Where does your love of Drake come from?
I love hip hop, and Drake is different. I love his lyrics, his music and what he’s about. The album that got me into Drake was Thank Me Later and at the moment I’m listening to his mixtape. All of his songs evoke a different emotion every time you listen to them.
Whose career do you envy?
There are no artists I envy. There are a lot I respect, but I have always made a point of sticking to my guns and doing my thing. I don’t really want to compare [myself to] what anyone else is doing. I never did this as a career, this is really my passion and I happen to be constantly around it which is enough for me.
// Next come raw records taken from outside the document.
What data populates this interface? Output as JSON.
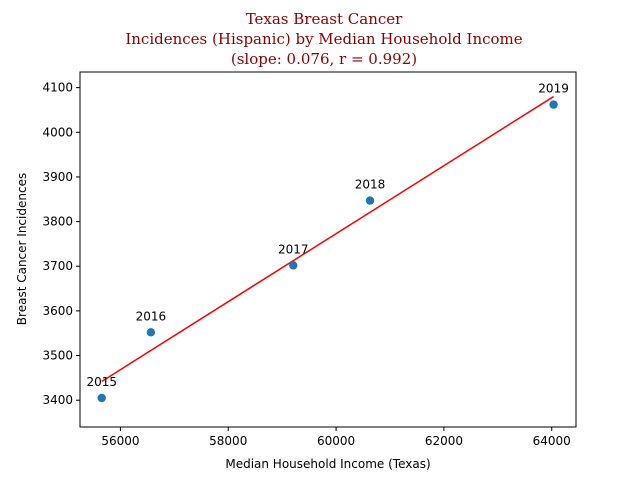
{
  "chart_data": {
    "type": "scatter",
    "title_lines": [
      "Texas Breast Cancer",
      "Incidences (Hispanic) by Median Household Income",
      "(slope: 0.076, r = 0.992)"
    ],
    "xlabel": "Median Household Income (Texas)",
    "ylabel": "Breast Cancer Incidences",
    "xlim": [
      55250,
      64450
    ],
    "ylim": [
      3340,
      4135
    ],
    "xticks": [
      56000,
      58000,
      60000,
      62000,
      64000
    ],
    "yticks": [
      3400,
      3500,
      3600,
      3700,
      3800,
      3900,
      4000,
      4100
    ],
    "grid": false,
    "points": [
      {
        "label": "2015",
        "x": 55653,
        "y": 3405
      },
      {
        "label": "2016",
        "x": 56565,
        "y": 3552
      },
      {
        "label": "2017",
        "x": 59206,
        "y": 3702
      },
      {
        "label": "2018",
        "x": 60629,
        "y": 3847
      },
      {
        "label": "2019",
        "x": 64034,
        "y": 4062
      }
    ],
    "fit_line": {
      "x": [
        55653,
        64034
      ],
      "y": [
        3442,
        4080
      ]
    },
    "colors": {
      "points": "#1f77b4",
      "fit_line": "#ff0000",
      "title": "#8b0000"
    }
  }
}
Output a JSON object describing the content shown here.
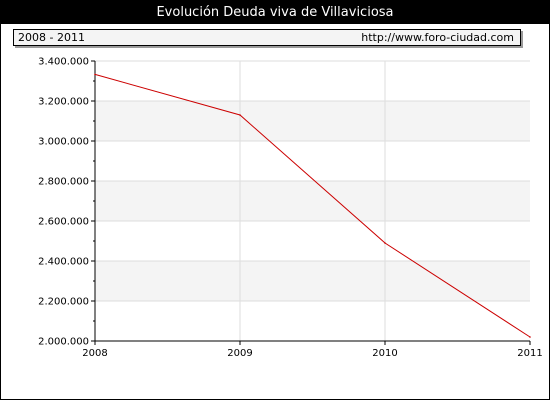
{
  "header": {
    "title": "Evolución Deuda viva de Villaviciosa",
    "range": "2008 - 2011",
    "url": "http://www.foro-ciudad.com"
  },
  "colors": {
    "line": "#cc0000",
    "band": "#f4f4f4",
    "grid": "#dddddd",
    "header_bg": "#000000"
  },
  "chart_data": {
    "type": "line",
    "title": "Evolución Deuda viva de Villaviciosa",
    "xlabel": "",
    "ylabel": "",
    "categories": [
      "2008",
      "2009",
      "2010",
      "2011"
    ],
    "series": [
      {
        "values": [
          3333000,
          3130000,
          2490000,
          2020000
        ]
      }
    ],
    "ylim": [
      2000000,
      3400000
    ],
    "yticks": [
      2000000,
      2200000,
      2400000,
      2600000,
      2800000,
      3000000,
      3200000,
      3400000
    ],
    "ytick_labels": [
      "2.000.000",
      "2.200.000",
      "2.400.000",
      "2.600.000",
      "2.800.000",
      "3.000.000",
      "3.200.000",
      "3.400.000"
    ],
    "grid": true,
    "legend": "none"
  }
}
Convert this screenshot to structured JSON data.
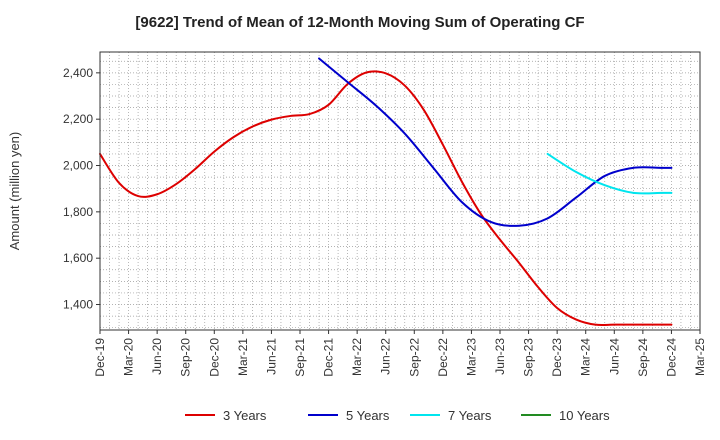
{
  "chart_data": {
    "type": "line",
    "title": "[9622]  Trend of Mean of 12-Month Moving Sum of Operating CF",
    "xlabel": "",
    "ylabel": "Amount (million yen)",
    "ylim": [
      1290,
      2490
    ],
    "yticks": [
      1400,
      1600,
      1800,
      2000,
      2200,
      2400
    ],
    "ytick_labels": [
      "1,400",
      "1,600",
      "1,800",
      "2,000",
      "2,200",
      "2,400"
    ],
    "x_tick_labels": [
      "Dec-19",
      "Mar-20",
      "Jun-20",
      "Sep-20",
      "Dec-20",
      "Mar-21",
      "Jun-21",
      "Sep-21",
      "Dec-21",
      "Mar-22",
      "Jun-22",
      "Sep-22",
      "Dec-22",
      "Mar-23",
      "Jun-23",
      "Sep-23",
      "Dec-23",
      "Mar-24",
      "Jun-24",
      "Sep-24",
      "Dec-24",
      "Mar-25"
    ],
    "x_unit": "months since Dec-19",
    "grid": true,
    "legend_position": "bottom",
    "series": [
      {
        "name": "3 Years",
        "color": "#dd0000",
        "x": [
          0,
          2,
          4,
          6,
          8,
          10,
          12,
          14,
          16,
          18,
          20,
          22,
          24,
          26,
          28,
          30,
          32,
          34,
          36,
          38,
          40,
          42,
          44,
          46,
          48,
          50,
          52,
          54,
          56,
          58,
          60
        ],
        "y": [
          2050,
          1925,
          1868,
          1876,
          1920,
          1985,
          2060,
          2122,
          2168,
          2198,
          2214,
          2222,
          2262,
          2352,
          2402,
          2398,
          2345,
          2240,
          2090,
          1930,
          1790,
          1680,
          1580,
          1475,
          1385,
          1335,
          1313,
          1313,
          1313,
          1313,
          1313
        ]
      },
      {
        "name": "5 Years",
        "color": "#0000cc",
        "x": [
          23,
          26,
          29,
          32,
          35,
          38,
          41,
          44,
          47,
          50,
          53,
          56,
          59,
          60
        ],
        "y": [
          2462,
          2360,
          2258,
          2138,
          1990,
          1842,
          1757,
          1740,
          1772,
          1862,
          1955,
          1990,
          1990,
          1990
        ]
      },
      {
        "name": "7 Years",
        "color": "#00e5ee",
        "x": [
          47,
          50,
          53,
          56,
          59,
          60
        ],
        "y": [
          2050,
          1972,
          1915,
          1882,
          1882,
          1882
        ]
      },
      {
        "name": "10 Years",
        "color": "#228b22",
        "x": [],
        "y": []
      }
    ]
  }
}
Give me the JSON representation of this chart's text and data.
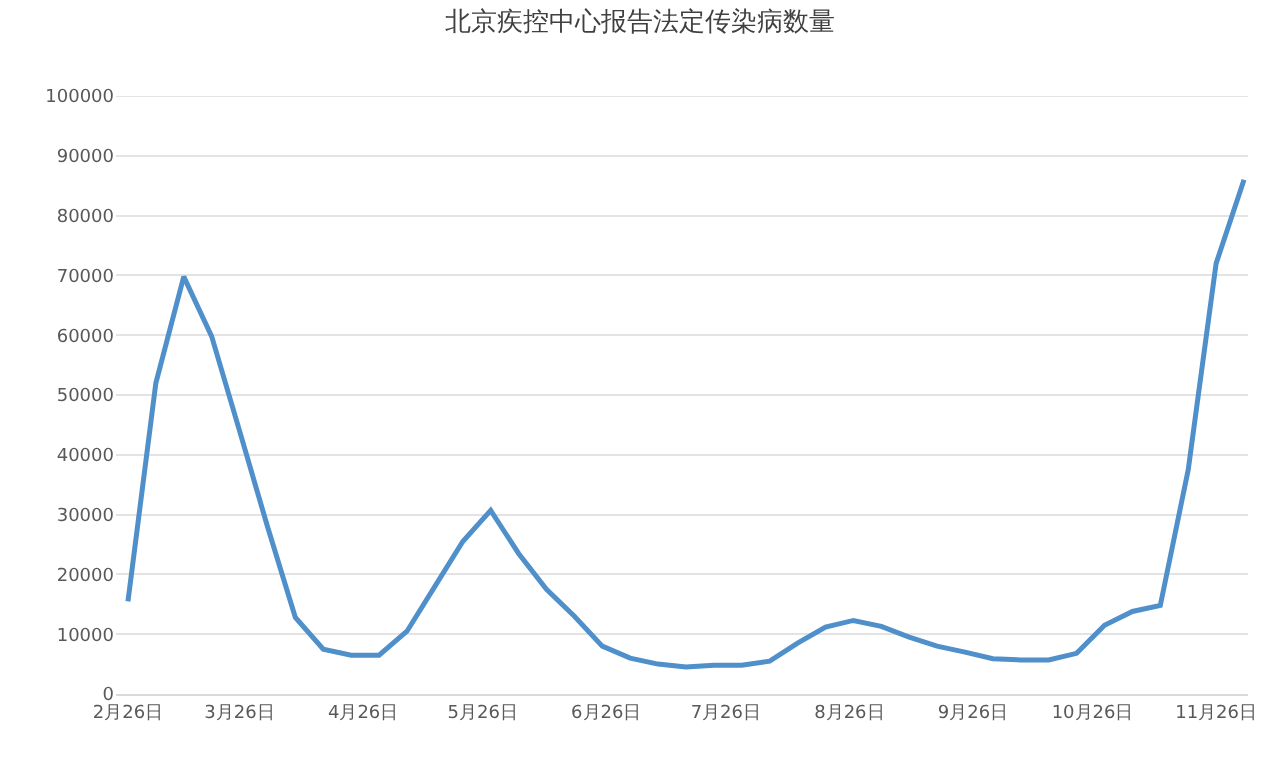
{
  "chart_data": {
    "type": "line",
    "title": "北京疾控中心报告法定传染病数量",
    "x": [
      "--02-26",
      "--03-05",
      "--03-12",
      "--03-19",
      "--03-26",
      "--04-02",
      "--04-09",
      "--04-16",
      "--04-23",
      "--04-30",
      "--05-07",
      "--05-14",
      "--05-21",
      "--05-28",
      "--06-04",
      "--06-11",
      "--06-18",
      "--06-25",
      "--07-02",
      "--07-09",
      "--07-16",
      "--07-23",
      "--07-30",
      "--08-06",
      "--08-13",
      "--08-20",
      "--08-27",
      "--09-03",
      "--09-10",
      "--09-17",
      "--09-24",
      "--10-01",
      "--10-08",
      "--10-15",
      "--10-22",
      "--10-29",
      "--11-05",
      "--11-12",
      "--11-19",
      "--11-26",
      "--12-03"
    ],
    "series": [
      {
        "color": "#4f8fca",
        "values": [
          15500,
          52000,
          69800,
          59800,
          44000,
          28000,
          12800,
          7500,
          6500,
          6500,
          10500,
          18000,
          25500,
          30700,
          23500,
          17500,
          13000,
          8000,
          6000,
          5000,
          4500,
          4800,
          4800,
          5500,
          8500,
          11200,
          12300,
          11300,
          9500,
          8000,
          7000,
          5900,
          5700,
          5700,
          6800,
          11500,
          13800,
          14800,
          37500,
          72000,
          86000
        ]
      }
    ],
    "xlim": [
      "--02-23",
      "--12-04"
    ],
    "xticks": [
      {
        "value": "--02-26",
        "label": "2月26日"
      },
      {
        "value": "--03-26",
        "label": "3月26日"
      },
      {
        "value": "--04-26",
        "label": "4月26日"
      },
      {
        "value": "--05-26",
        "label": "5月26日"
      },
      {
        "value": "--06-26",
        "label": "6月26日"
      },
      {
        "value": "--07-26",
        "label": "7月26日"
      },
      {
        "value": "--08-26",
        "label": "8月26日"
      },
      {
        "value": "--09-26",
        "label": "9月26日"
      },
      {
        "value": "--10-26",
        "label": "10月26日"
      },
      {
        "value": "--11-26",
        "label": "11月26日"
      }
    ],
    "ylim": [
      0,
      100000
    ],
    "yticks": [
      0,
      10000,
      20000,
      30000,
      40000,
      50000,
      60000,
      70000,
      80000,
      90000,
      100000
    ],
    "grid": "y",
    "marker": "none",
    "line_style": "solid"
  }
}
Do you feel successful yet?
No, I don’t ever want to say I feel successful because I feel like I won’t drive myself anymore. The minute I start thinking like that, it’s not good for me.
What drives you then?
The fact that I’m not where I want to be yet. I didn’t know this is where I wanted to be last year, I just worked really hard and did stuff that I cared about and it led me down this path. I think pre-empting that would be the worst thing to do. If I think about it too much I’d go crazy, so I just try and be honest with what i’m doing.
Who are you looking forward to seeing at Coachella?
I really want to see AC/DC. [It’s] nostalgia really. When you’re a kid and your parents listen to it on the radio, so it makes me feel at home. There are a lot of artists I really want to see, and I want to see my friends play. A friend of mine from Norway called Trippy Turtle is playing and Chet Faker is playing.
What souvenirs are you collecting on your US tour?
I’m going to try to eat every cheeseburger in every city. It’s not a souvenir, but I make a point where I find the best place to eat. I’m half living in LA at the moment so I know all the spots there already. In-n-out burger and Umami burger is really good, and there are a lot of good burger joints there.